Sunfear returns to Dark Entries with All at Once, her sophomore LP. Sunfear is the project of Turkish multidisciplinary artist Eylül Deniz. Since 2017, Deniz has been working as a composer, performer, and DJ, with a focus on different facets of ambient and experimental music. Deeply steeped in both music theory and history, Deniz explores electroacoustic techniques, utilizing piano, guitar, voice, and synthesizer. Her aim is self-expressive; these experimental tactics are her narrative and worldbuilding tools.

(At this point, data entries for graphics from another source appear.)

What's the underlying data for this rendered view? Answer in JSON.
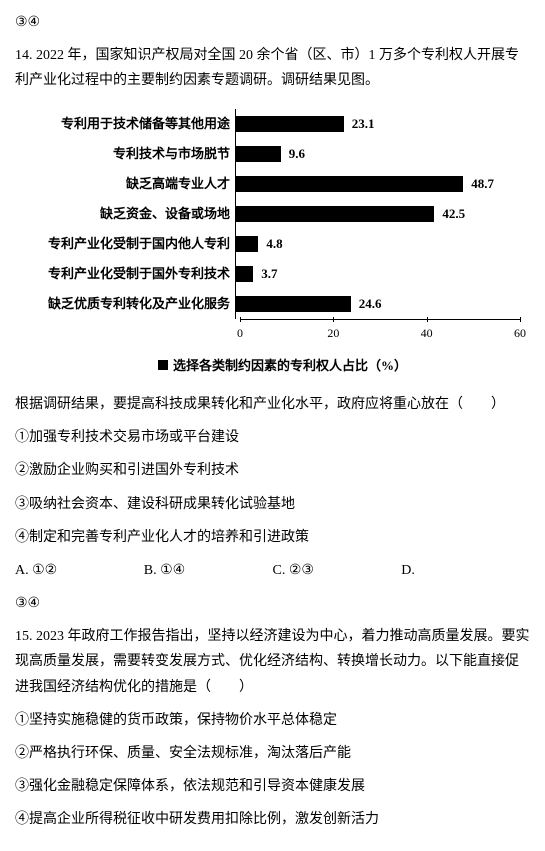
{
  "q13_suffix": "③④",
  "q14": {
    "number": "14.",
    "intro": "2022 年，国家知识产权局对全国 20 余个省（区、市）1 万多个专利权人开展专利产业化过程中的主要制约因素专题调研。调研结果见图。",
    "chart": {
      "type": "bar",
      "orientation": "horizontal",
      "bar_color": "#000000",
      "background_color": "#ffffff",
      "value_fontsize": 13,
      "label_fontsize": 13,
      "xmax": 60,
      "xstep": 20,
      "xticks": [
        0,
        20,
        40,
        60
      ],
      "items": [
        {
          "label": "专利用于技术储备等其他用途",
          "value": 23.1
        },
        {
          "label": "专利技术与市场脱节",
          "value": 9.6
        },
        {
          "label": "缺乏高端专业人才",
          "value": 48.7
        },
        {
          "label": "缺乏资金、设备或场地",
          "value": 42.5
        },
        {
          "label": "专利产业化受制于国内他人专利",
          "value": 4.8
        },
        {
          "label": "专利产业化受制于国外专利技术",
          "value": 3.7
        },
        {
          "label": "缺乏优质专利转化及产业化服务",
          "value": 24.6
        }
      ],
      "legend": "选择各类制约因素的专利权人占比（%）"
    },
    "stem": "根据调研结果，要提高科技成果转化和产业化水平，政府应将重心放在（　　）",
    "statements": [
      "①加强专利技术交易市场或平台建设",
      "②激励企业购买和引进国外专利技术",
      "③吸纳社会资本、建设科研成果转化试验基地",
      "④制定和完善专利产业化人才的培养和引进政策"
    ],
    "options": {
      "a": "A. ①②",
      "b": "B. ①④",
      "c": "C. ②③",
      "d": "D."
    },
    "options_suffix": "③④"
  },
  "q15": {
    "number": "15.",
    "intro": "2023 年政府工作报告指出，坚持以经济建设为中心，着力推动高质量发展。要实现高质量发展，需要转变发展方式、优化经济结构、转换增长动力。以下能直接促进我国经济结构优化的措施是（　　）",
    "statements": [
      "①坚持实施稳健的货币政策，保持物价水平总体稳定",
      "②严格执行环保、质量、安全法规标准，淘汰落后产能",
      "③强化金融稳定保障体系，依法规范和引导资本健康发展",
      "④提高企业所得税征收中研发费用扣除比例，激发创新活力"
    ]
  }
}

All at Once shows Deniz deepening her connection to the guitar, her voice, and the Sunfear project as whole. Deniz says, ”I drew inspiration from Dante's ‘Love That Moves the Sun and Other Stars’, poems by Pessoa, and the works of Lale Müldür, a significant Turkish poet.” All at Once is a darker album than its predecessor Octopus. Its somber atmospherics and brooding tones were informed by the loss of friends in Istanbul, many of whom took their own lives. On “Above,” sparse guitar riffs meet swirling electronics in a doom-laden reverb chamber. “Bright and Wild” unleashes brittle blasts of feedback over its lush drones. Deniz’s voice, drenched in textural processing, intermittently peeks through the murk, like on the quietly despairing “Littleness.” Optimistic glimmers are still to be found, though, like on album-closer, “Form Changed,” which veers into aquatic pop territory with a softly sauntering beat undergirding its ethereal melodies.
The artwork was designed by Eloise Shir-Juen Leigh, and the album includes an insert with liner notes and lyrics. All at Once reflects the dark times we live in, but it does not only live in hopelessness; it recognizes that while loss and trauma may change our forms, we must continue to move forward.